Il avait été exfiltré du Stade de France dès la première explosion. Il a raté l’occasionde son quinquennat : rester sur place, debout, fendre la foule et descendre sur le terrain, droit comme un roc, comme les grandes figures du passé en temps de crise. Ça passe ou ça casse. Il aurait galvanisé les personnes présentes. Il aurait fait crier « Non ! » à la terreur. Il se serait montré solidaire des milliers de spectateurs restés dans les tribunes et sur la pelouse, il aurait enfin gagné une stature.
L’occasion manquée. Comment un homme qui fuit, laissant les milliers d’autres à leur sort, peut-il prétendre insuffler du courage et de l’espoir ? Comment entendre encore le capitaine quand il vient de quitter le navire et qu’il parle depuis les salons feutrés et barricadés de sa forteresse ? Nous avons encore besoin de modèles courageux.

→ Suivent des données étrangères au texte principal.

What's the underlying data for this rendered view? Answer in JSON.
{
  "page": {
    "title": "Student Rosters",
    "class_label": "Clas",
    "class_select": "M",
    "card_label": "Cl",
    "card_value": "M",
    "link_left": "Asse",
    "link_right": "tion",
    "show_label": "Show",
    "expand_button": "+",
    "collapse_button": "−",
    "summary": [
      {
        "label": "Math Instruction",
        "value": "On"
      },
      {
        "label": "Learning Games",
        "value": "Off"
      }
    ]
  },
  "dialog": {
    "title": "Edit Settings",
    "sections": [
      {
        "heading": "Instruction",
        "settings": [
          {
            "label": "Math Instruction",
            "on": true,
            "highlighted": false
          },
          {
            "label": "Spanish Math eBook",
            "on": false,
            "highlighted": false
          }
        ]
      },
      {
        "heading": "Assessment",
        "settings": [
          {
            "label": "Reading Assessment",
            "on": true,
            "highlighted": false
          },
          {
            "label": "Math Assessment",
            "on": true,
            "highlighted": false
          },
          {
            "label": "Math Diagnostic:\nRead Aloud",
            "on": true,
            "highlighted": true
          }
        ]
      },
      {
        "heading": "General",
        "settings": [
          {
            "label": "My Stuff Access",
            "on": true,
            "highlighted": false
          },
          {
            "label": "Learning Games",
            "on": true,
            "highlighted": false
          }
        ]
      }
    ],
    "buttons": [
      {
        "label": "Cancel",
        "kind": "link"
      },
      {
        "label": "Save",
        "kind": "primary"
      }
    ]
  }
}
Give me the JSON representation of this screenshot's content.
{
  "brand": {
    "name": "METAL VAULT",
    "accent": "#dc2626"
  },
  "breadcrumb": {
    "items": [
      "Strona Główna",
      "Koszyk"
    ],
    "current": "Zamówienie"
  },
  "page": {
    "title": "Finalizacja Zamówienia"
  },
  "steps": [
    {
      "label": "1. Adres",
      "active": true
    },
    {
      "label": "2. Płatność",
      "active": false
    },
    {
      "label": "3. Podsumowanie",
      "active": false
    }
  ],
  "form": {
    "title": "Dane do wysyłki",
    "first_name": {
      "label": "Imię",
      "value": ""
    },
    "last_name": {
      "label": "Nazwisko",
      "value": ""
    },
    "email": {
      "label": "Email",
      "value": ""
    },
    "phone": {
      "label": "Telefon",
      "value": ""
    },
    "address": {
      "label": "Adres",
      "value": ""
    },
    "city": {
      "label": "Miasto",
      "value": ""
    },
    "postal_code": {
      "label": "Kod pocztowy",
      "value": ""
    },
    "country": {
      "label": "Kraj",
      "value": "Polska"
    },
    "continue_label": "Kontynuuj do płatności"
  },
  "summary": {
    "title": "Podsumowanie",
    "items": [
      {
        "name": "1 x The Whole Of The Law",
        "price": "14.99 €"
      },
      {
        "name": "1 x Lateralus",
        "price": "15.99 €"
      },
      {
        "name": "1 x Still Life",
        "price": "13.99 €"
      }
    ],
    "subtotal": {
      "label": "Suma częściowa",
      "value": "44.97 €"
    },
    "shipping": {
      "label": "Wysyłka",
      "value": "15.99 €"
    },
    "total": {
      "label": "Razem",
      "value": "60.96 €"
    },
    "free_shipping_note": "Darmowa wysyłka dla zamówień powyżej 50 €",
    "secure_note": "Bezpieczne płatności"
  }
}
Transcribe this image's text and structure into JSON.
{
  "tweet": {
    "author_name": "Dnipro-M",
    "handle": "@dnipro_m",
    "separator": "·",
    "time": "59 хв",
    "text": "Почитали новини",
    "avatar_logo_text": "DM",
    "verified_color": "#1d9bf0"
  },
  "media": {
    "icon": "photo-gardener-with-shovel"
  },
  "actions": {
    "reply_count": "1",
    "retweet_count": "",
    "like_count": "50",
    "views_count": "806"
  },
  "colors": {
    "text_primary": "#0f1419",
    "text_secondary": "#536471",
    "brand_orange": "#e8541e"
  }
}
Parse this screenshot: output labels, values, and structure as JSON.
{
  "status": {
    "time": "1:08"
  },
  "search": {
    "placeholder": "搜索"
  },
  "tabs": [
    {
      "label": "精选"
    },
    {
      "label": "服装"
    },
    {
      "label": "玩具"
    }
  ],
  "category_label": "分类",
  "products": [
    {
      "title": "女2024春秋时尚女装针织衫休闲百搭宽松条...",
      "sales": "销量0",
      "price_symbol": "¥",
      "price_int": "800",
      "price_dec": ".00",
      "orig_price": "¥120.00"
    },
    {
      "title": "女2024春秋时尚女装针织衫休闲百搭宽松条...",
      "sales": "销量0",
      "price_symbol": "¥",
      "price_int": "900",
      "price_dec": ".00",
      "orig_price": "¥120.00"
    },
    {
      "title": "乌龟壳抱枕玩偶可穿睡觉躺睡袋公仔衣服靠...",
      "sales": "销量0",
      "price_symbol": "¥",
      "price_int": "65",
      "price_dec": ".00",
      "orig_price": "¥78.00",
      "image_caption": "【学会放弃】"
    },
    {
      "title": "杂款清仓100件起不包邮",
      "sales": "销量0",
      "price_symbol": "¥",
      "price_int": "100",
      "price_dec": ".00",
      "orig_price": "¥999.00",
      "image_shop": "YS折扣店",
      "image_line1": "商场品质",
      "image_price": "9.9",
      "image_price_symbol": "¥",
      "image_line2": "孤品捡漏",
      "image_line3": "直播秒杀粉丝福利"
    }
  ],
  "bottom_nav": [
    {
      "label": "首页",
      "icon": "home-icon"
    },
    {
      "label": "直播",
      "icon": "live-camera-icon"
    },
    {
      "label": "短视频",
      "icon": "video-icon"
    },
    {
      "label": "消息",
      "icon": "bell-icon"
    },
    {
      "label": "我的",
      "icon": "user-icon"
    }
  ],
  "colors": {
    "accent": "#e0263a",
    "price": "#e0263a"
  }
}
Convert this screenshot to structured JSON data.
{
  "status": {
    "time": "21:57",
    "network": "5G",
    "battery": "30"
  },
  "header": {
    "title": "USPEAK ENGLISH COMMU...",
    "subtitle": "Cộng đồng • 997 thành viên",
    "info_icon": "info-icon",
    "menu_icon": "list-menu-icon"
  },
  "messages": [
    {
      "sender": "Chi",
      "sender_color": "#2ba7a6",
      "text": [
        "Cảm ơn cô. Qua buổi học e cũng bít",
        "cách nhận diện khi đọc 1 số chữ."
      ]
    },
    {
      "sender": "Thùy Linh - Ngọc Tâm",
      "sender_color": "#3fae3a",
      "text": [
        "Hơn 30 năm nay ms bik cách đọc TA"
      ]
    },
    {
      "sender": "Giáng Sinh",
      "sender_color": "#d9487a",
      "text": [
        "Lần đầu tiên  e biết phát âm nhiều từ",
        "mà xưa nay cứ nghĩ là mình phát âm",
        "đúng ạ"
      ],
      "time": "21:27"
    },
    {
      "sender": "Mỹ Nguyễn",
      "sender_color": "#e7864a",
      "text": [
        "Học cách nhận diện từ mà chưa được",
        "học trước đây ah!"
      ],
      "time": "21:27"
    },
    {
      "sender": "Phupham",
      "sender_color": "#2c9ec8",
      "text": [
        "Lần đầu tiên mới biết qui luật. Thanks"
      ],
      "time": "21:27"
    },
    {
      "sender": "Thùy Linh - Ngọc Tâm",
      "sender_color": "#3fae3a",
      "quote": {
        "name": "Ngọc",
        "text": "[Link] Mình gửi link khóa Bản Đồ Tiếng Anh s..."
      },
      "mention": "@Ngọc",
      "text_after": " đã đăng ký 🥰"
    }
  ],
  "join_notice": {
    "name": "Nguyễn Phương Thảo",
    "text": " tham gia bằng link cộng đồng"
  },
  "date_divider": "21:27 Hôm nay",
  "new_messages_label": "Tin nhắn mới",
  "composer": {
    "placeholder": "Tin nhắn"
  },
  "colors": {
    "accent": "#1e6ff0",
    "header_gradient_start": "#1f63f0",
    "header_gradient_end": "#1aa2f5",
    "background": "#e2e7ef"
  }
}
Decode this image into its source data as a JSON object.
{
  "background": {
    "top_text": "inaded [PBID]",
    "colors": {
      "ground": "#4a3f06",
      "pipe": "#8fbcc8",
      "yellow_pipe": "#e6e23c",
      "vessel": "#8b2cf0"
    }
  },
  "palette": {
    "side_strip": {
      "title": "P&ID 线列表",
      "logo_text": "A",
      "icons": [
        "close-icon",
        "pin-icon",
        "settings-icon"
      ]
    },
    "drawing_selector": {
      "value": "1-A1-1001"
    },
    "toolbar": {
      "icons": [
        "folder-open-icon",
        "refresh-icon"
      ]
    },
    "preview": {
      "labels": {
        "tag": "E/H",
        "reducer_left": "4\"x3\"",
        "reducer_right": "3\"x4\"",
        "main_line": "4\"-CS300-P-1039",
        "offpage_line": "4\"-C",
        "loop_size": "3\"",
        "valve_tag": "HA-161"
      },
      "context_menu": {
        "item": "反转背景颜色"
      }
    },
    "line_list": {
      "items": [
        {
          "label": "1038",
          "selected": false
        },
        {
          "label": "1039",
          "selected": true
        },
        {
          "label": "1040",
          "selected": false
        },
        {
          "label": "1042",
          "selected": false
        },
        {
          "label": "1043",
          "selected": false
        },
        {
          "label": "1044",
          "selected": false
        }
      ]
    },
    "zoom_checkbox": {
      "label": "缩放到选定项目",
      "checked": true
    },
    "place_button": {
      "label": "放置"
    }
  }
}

Pour le reste, le bilan est très lourd. Il doit nous rappeler que la mort n’est jamais loin. Ne vivons pas avec la peur. Ce qui doit arriver arrivera. Soyons prêts, vivons debout dans nos rêves et avec ceux que nous aimons. Si nous partons le matin, et si nous ne revenons pas le soir parce que nous gisons dans notre sang sur le Boulevard Voltaire, que ceux-ci ne se rappellent que d’une chose : que nous les aimions.
Un autre aspect encore : c’est la guerre. Pas la même qu’en 39-45. Pas la même qu’en Syrie. Mais c’est la guerre. Il faut vivre avec cela. Pour l’instant aucune revendication n’a été faite, aucune suggestion de la part des autorités. Des témoins ont entendu crier Allah Akbar, et C’est pour la Syrie. Difficile de penser qu’ils viennent d’ailleurs ou agissent pour une autre cause.
Le Proche-Orient montre sa puissance, tient de grandes armées du monde en échec, est parcouru de convulsions de manière chronique, en veut à mort à l’occident. Certains sont prêts à tout avec la détermination de ceux qui détiennent la vérité finale. Ils sont forts, et nous sommes faibles. Voilà la vérité : ils meurent pour quelque chose, nous mourons pour plus rien. Ou pour eux.
Adieu Douce France, déjà abandonnée par des décennies de manque de courage politique, de parole bridée, de vains combats internes. L’Histoire n’est pas finie, elle continue à s’écrire dans le sang.
Nous ne sommes rien. Ni Charlie, ni les inconnus du 13 novembre. Nous ne sommes que nous-mêmes, confiants en la vie, prêts à mourir dans une heure sous les balles d’une armée de l’ombre.